Perhaps the most entertaining talks were given by Nadav Shnerb and David Kessler (both Bar Ilan University). Nadav’s first talk was about power-law-like distributions observed in genus/species distributions. Core to his work is Stephen Hubbell’s neutral theory of biodiversity.
Nadav showed that distributions of number of species within genera could be explained by a neutral model for radiation and the genus and species level coupled with extinction. Nadav’s most important point was that if you wish to make an argument that a certain observed trait is adaptive, then you have to rule out the null hypothesis that it could arise neutrally through mutation/drift.
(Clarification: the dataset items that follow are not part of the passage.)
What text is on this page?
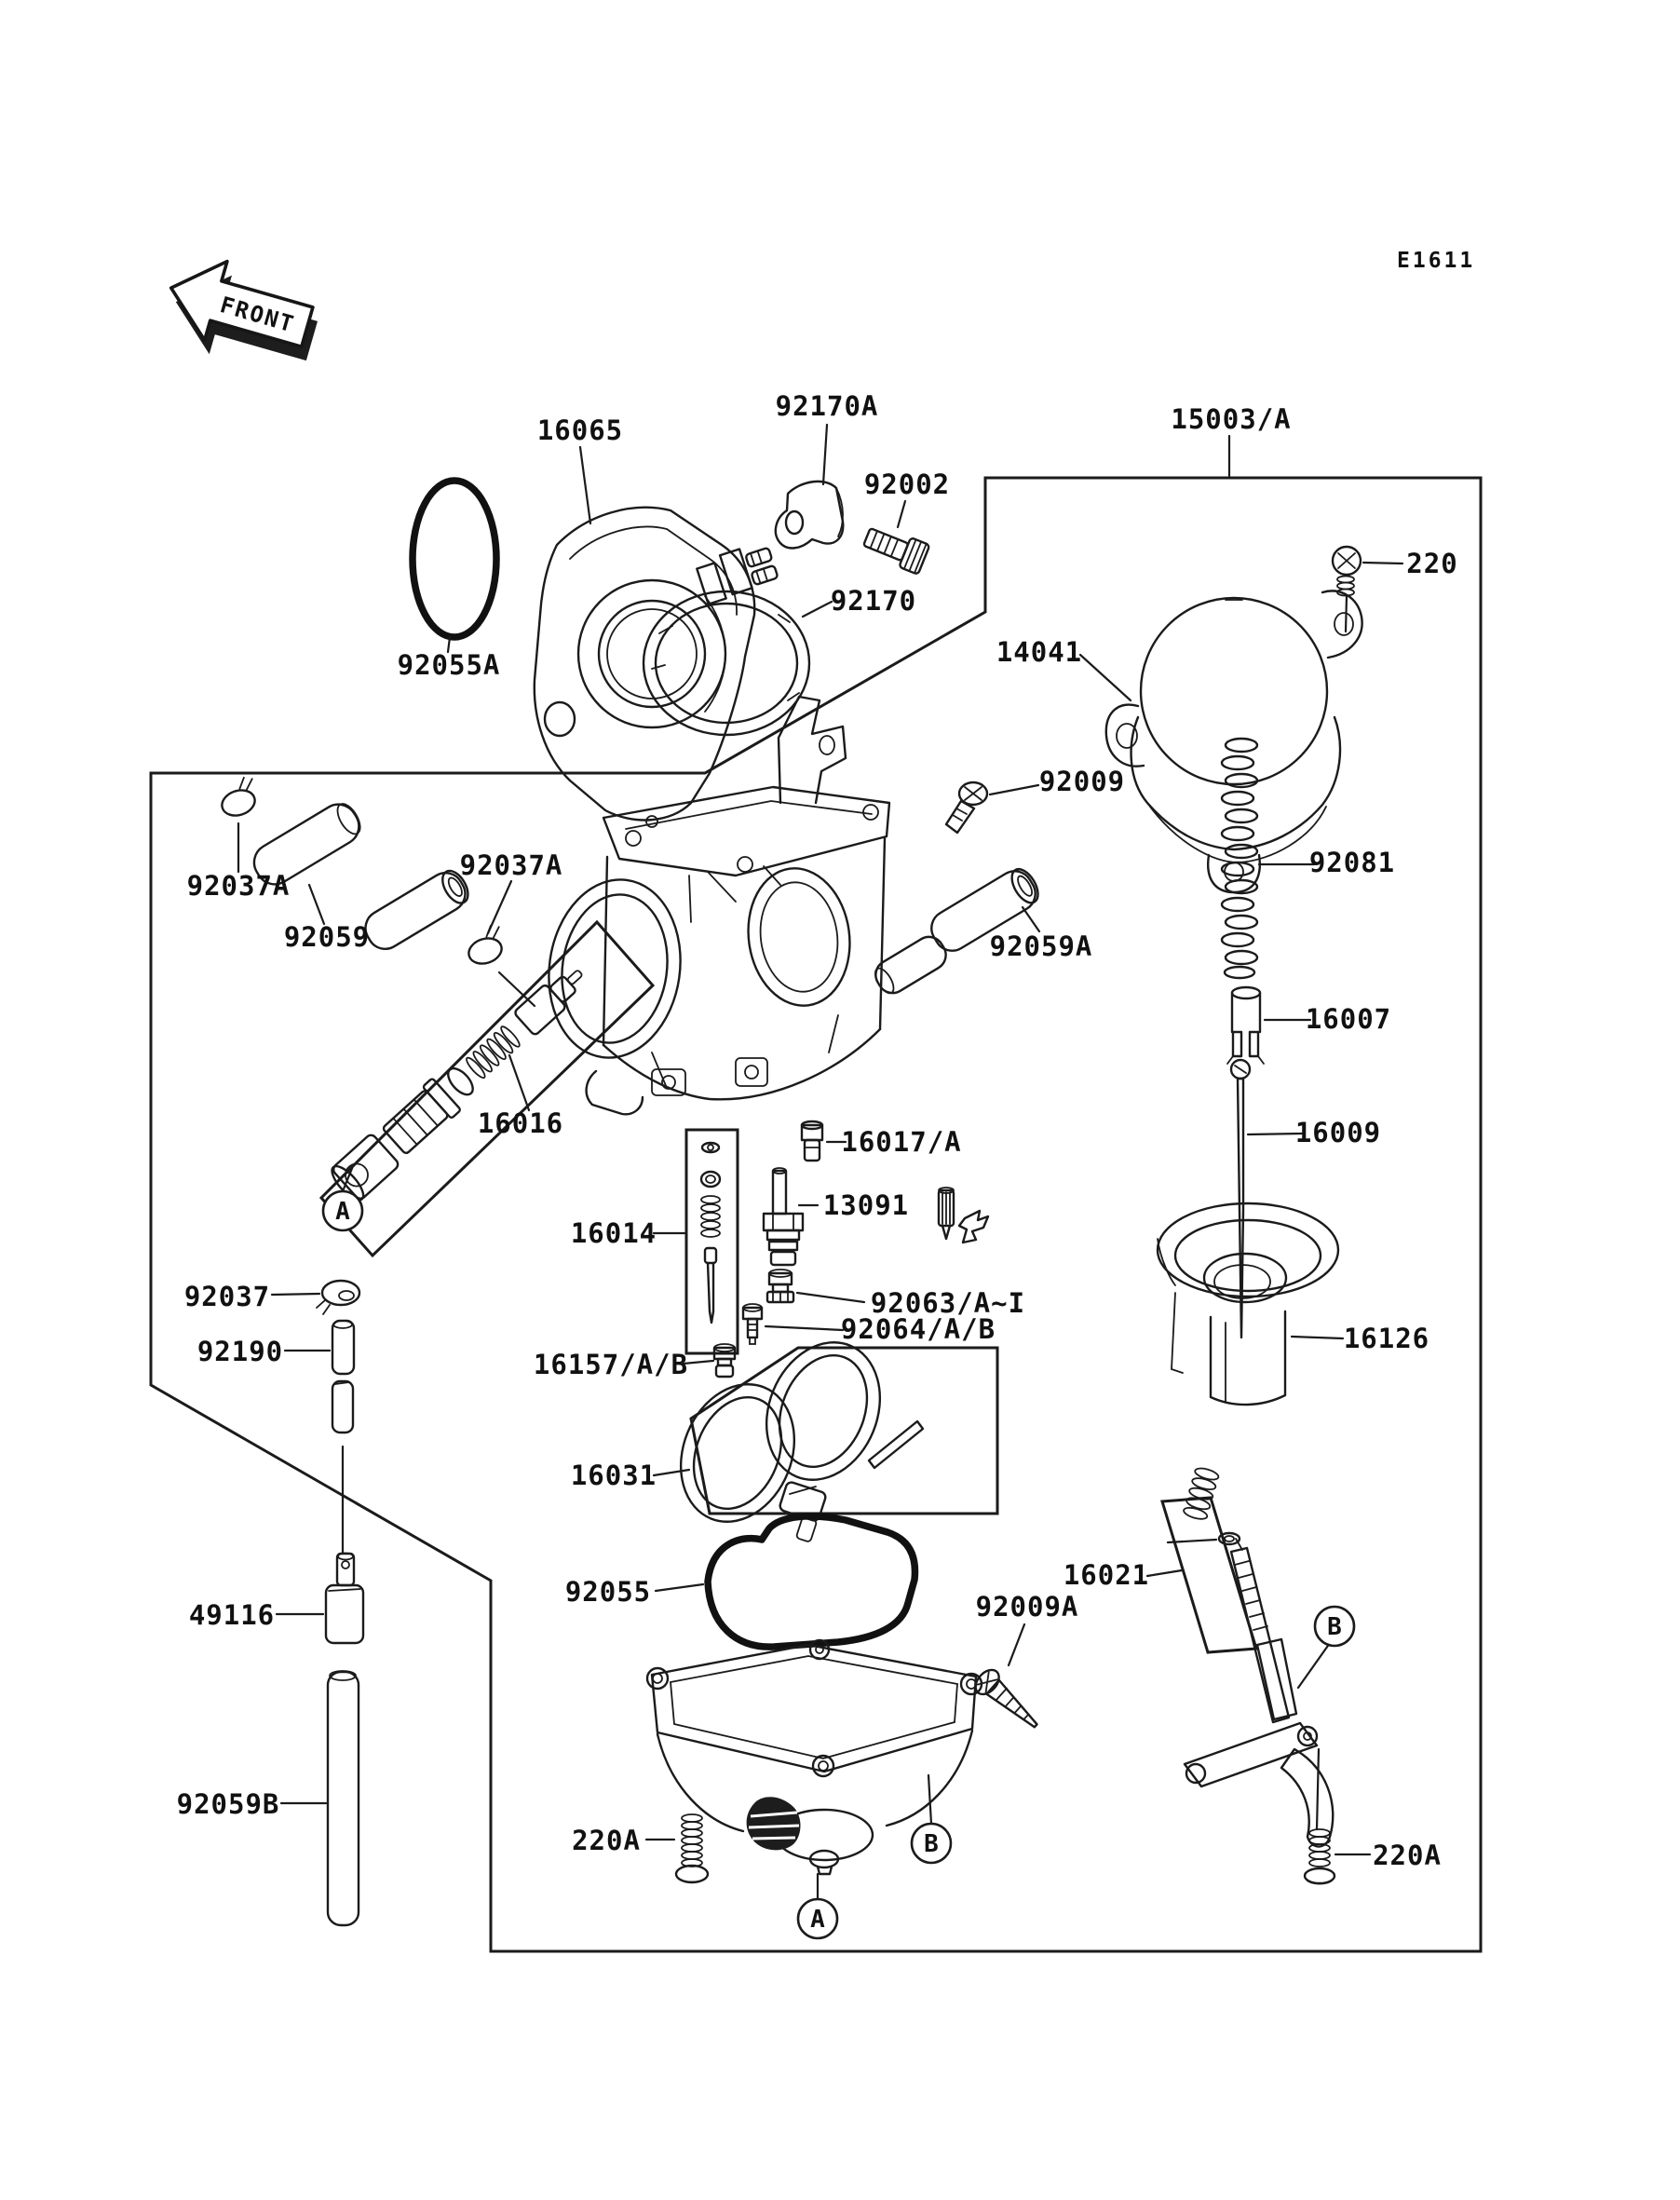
FRONT
16065
92170A
92002
92170
92055A
15003/A
220
14041
92009
92081
16007
16009
92059A
16016
92037A
92059
92037A
92037
92190
49116
92059B
16014
16017/A
13091
92063/A~I
92064/A/B
16157/A/B
16031
92055
16126
16021
92009A
220A	220A
A
A
B
B
E1611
I hope that is something we addressed with regards global regulators in gene regulatory networks in Jenkins and Stekel 2010. David spoke about biodiversity distributions also, showing that adaptive forces could explain biodiversity data (they are generally poor at this due to competitive exclusion that occurs in many models) if the fitness trait is allowed a continuous rather than discrete distribution.

Nadav’s second talk was about first names of babies. This was very interesting – especially as I have a young family (and a daughter with a very old-fashioned name). He looked at the error distribution (easily shown to be binomial-like noise proportional to square root of mean) that is superimposed on a deterministic increase and decrease in popularity of a name over a 60 year period. His thesis was that the error distribution due to external events would be proportional to mean (not root mean), and, as only 5 names in his data set (Norwegian names in ~ 20th Century) did not fit binomial noise, he ruled out external events (e.g. celebrity) as being a major driver. The problem I have with this is that he didn’t rule out external events in the deterministic part of the data (e.g. initiating a rise in popularity of a name that then follows the deterministic feedback law he proposed).